In 1991, a group of 20 soccer teams in England entered into an agreement to break away from the existing English Football League and form their own, independent league. They wanted freedom from the lower-level teams so that they could take advantage of increased revenue from TV and sponsorship deals (and not have to share their profits with the smaller teams). In the Fall of 1992, the English Premier League was born, with the freedom to negotiate its own TV broadcast rights and sponsorship deals.
Fast-forward nearly 20 years, and the EPL has become the most watched and most lucrative soccer league in the world. Its current TV broadcast deal is worth £3.2 billion (over $5 billion US), which according to Premier League rules will be shared equally by each of the league’s 20 teams. Yes, Norwich City will be getting the same slice of the pie as Manchester United. Seem unfair? Executives at Liverpool agree with you.
This week, Liverpool Director Ian Ayre has been quoted as saying that he is in favor of each club selling its own TV rights rather than sharing them equally with the other teams.
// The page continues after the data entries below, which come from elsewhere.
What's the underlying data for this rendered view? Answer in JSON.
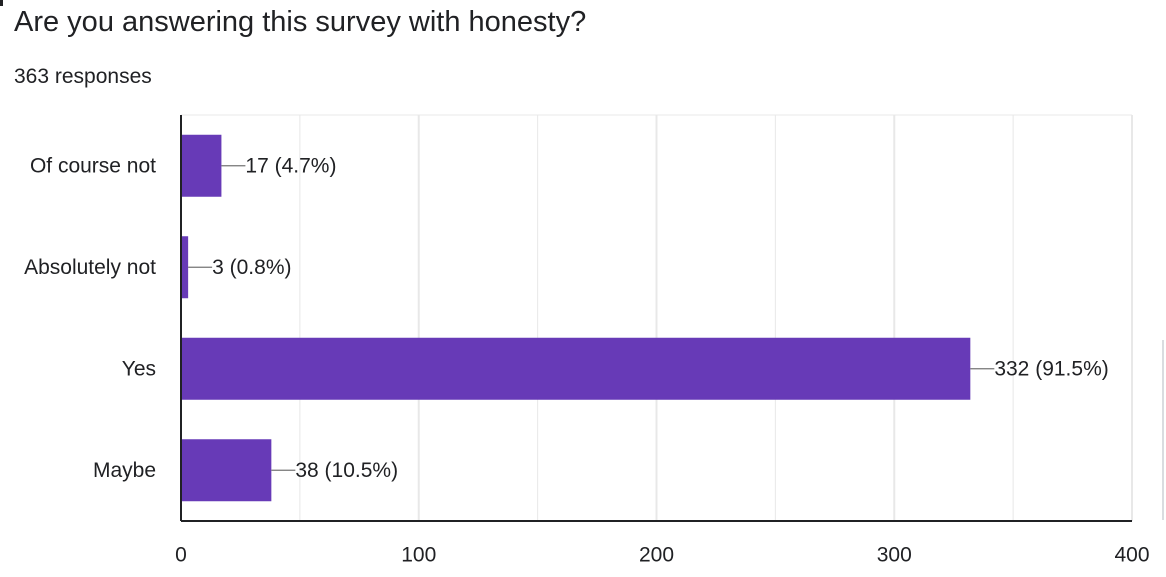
{
  "header": {
    "title": "Are you answering this survey with honesty?",
    "responses": "363 responses"
  },
  "colors": {
    "bar": "#673ab7",
    "grid": "#e8e8e8",
    "axis": "#202124",
    "leader": "#757575"
  },
  "chart_data": {
    "type": "bar",
    "orientation": "horizontal",
    "title": "Are you answering this survey with honesty?",
    "subtitle": "363 responses",
    "categories": [
      "Of course not",
      "Absolutely not",
      "Yes",
      "Maybe"
    ],
    "values": [
      17,
      3,
      332,
      38
    ],
    "data_labels": [
      "17 (4.7%)",
      "3 (0.8%)",
      "332 (91.5%)",
      "38 (10.5%)"
    ],
    "xlim": [
      0,
      400
    ],
    "xticks": [
      0,
      100,
      200,
      300,
      400
    ],
    "xtick_labels": [
      "0",
      "100",
      "200",
      "300",
      "400"
    ],
    "grid": true,
    "legend": "none"
  }
}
He is suggesting a system similar to Spain‘s La Liga, where each team is able to sell its own TV rights. It’s a great deal for teams like Barcelona and Real Madrid, who increase their wealth with huge TV earnings. Not so great for teams like Levante, who lack the international appeal of players like Cristiano Ronaldo and Lionel Messi.
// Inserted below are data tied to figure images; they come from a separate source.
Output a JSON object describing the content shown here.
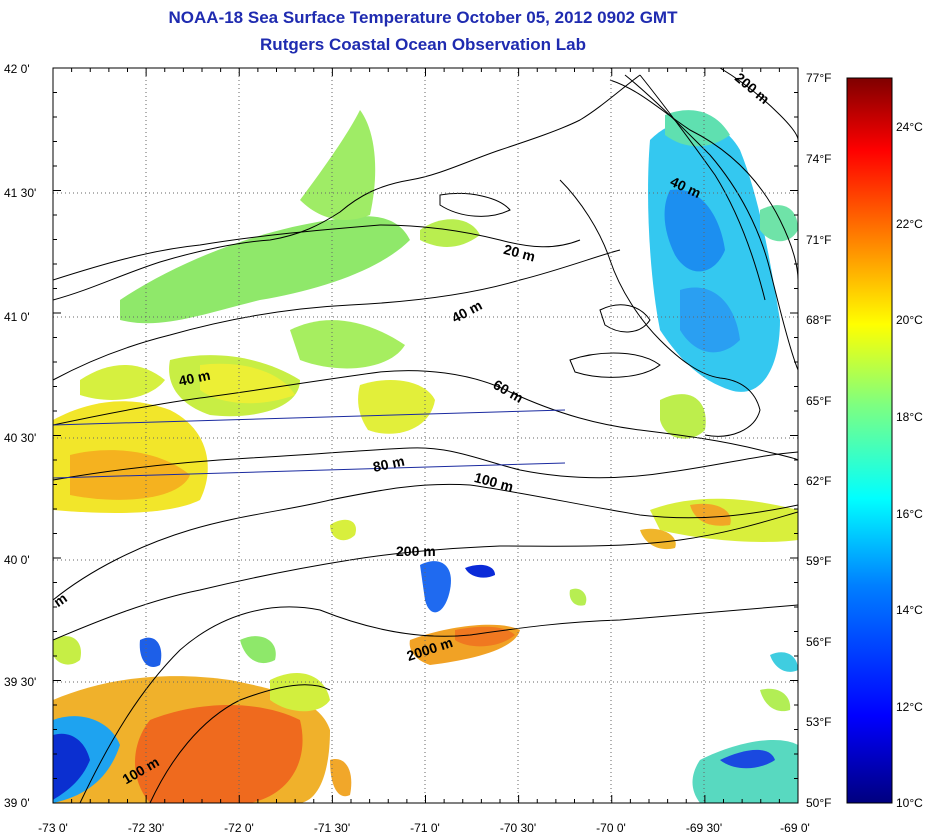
{
  "header": {
    "title": "NOAA-18 Sea Surface Temperature October 05, 2012 0902 GMT",
    "subtitle": "Rutgers Coastal Ocean Observation Lab"
  },
  "map": {
    "lon_labels": [
      "-73 0'",
      "-72 30'",
      "-72 0'",
      "-71 30'",
      "-71 0'",
      "-70 30'",
      "-70 0'",
      "-69 30'",
      "-69 0'"
    ],
    "lat_labels": [
      "42 0'",
      "41 30'",
      "41 0'",
      "40 30'",
      "40 0'",
      "39 30'",
      "39 0'"
    ],
    "lon_range": [
      -73.0,
      -69.0
    ],
    "lat_range": [
      39.0,
      42.0
    ],
    "grid": true,
    "fahrenheit_labels": [
      "77°F",
      "74°F",
      "71°F",
      "68°F",
      "65°F",
      "62°F",
      "59°F",
      "56°F",
      "53°F",
      "50°F"
    ],
    "contour_labels": [
      "200 m",
      "40 m",
      "20 m",
      "40 m",
      "40 m",
      "60 m",
      "80 m",
      "100 m",
      "200 m",
      "2000 m",
      "m",
      "100 m"
    ]
  },
  "colorbar": {
    "celsius_labels": [
      "24°C",
      "22°C",
      "20°C",
      "18°C",
      "16°C",
      "14°C",
      "12°C",
      "10°C"
    ],
    "range_c": [
      10,
      25
    ],
    "colors": [
      "#00007f",
      "#0000ff",
      "#007fff",
      "#00ffff",
      "#7fff7f",
      "#ffff00",
      "#ff7f00",
      "#ff0000",
      "#7f0000"
    ]
  }
}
Ayre told the UK newspaper The Guardian that failing to keep up financially with leagues like La Liga could eventually mean the end of the Premier League.
“What we are actually doing is disadvantaging ourselves against other big European clubs. If Real Madrid or Barcelona or other big European clubs have the opportunity to realise their international media value potential, where does that leave Liverpool and Manchester United? The whole phenomenon of the Premier League could be threatened.“
It has become increasingly clear in the past few seasons that many of the world’s top players will follow the money, and Ayre is concerned that the EPL will lose more and more players to Spain as the gulf in wealth increases. Without marquee players, the EPL’s top teams will struggle to compete in the Champions League, and the EPL will eventually lose its status as an elite league.
Teams like Manchester United, Liverpool, Chelsea, Arsenal, and even up-and-coming Manchester City have a lot to gain by a deal like this, because they will command top dollar for their TV rights. But what about teams like Norwich? Like Stoke? Where will a deal like this leave them? If anything can be learned from Spain, it’s that when the teams negotiate their own TV rights deals, the rich get richer and the poor, well, they stay poor. La Liga is generally seen as a two-horse race, a yearly battle between Barca and Madrid. The gap between them and the rest of the teams is large, and continues to grow. Right now, the EPL is the most competitive elite league in Europe, but that won’t last long if Ayre has his way.
Ayre’s plan will undoubtedly make a lot of money for the top five or six teams in England, which will allow them to compete with the rest of Europe’s elite. But in doing so, will he actually destroy the Premier League, the very thing he is claiming to try to save?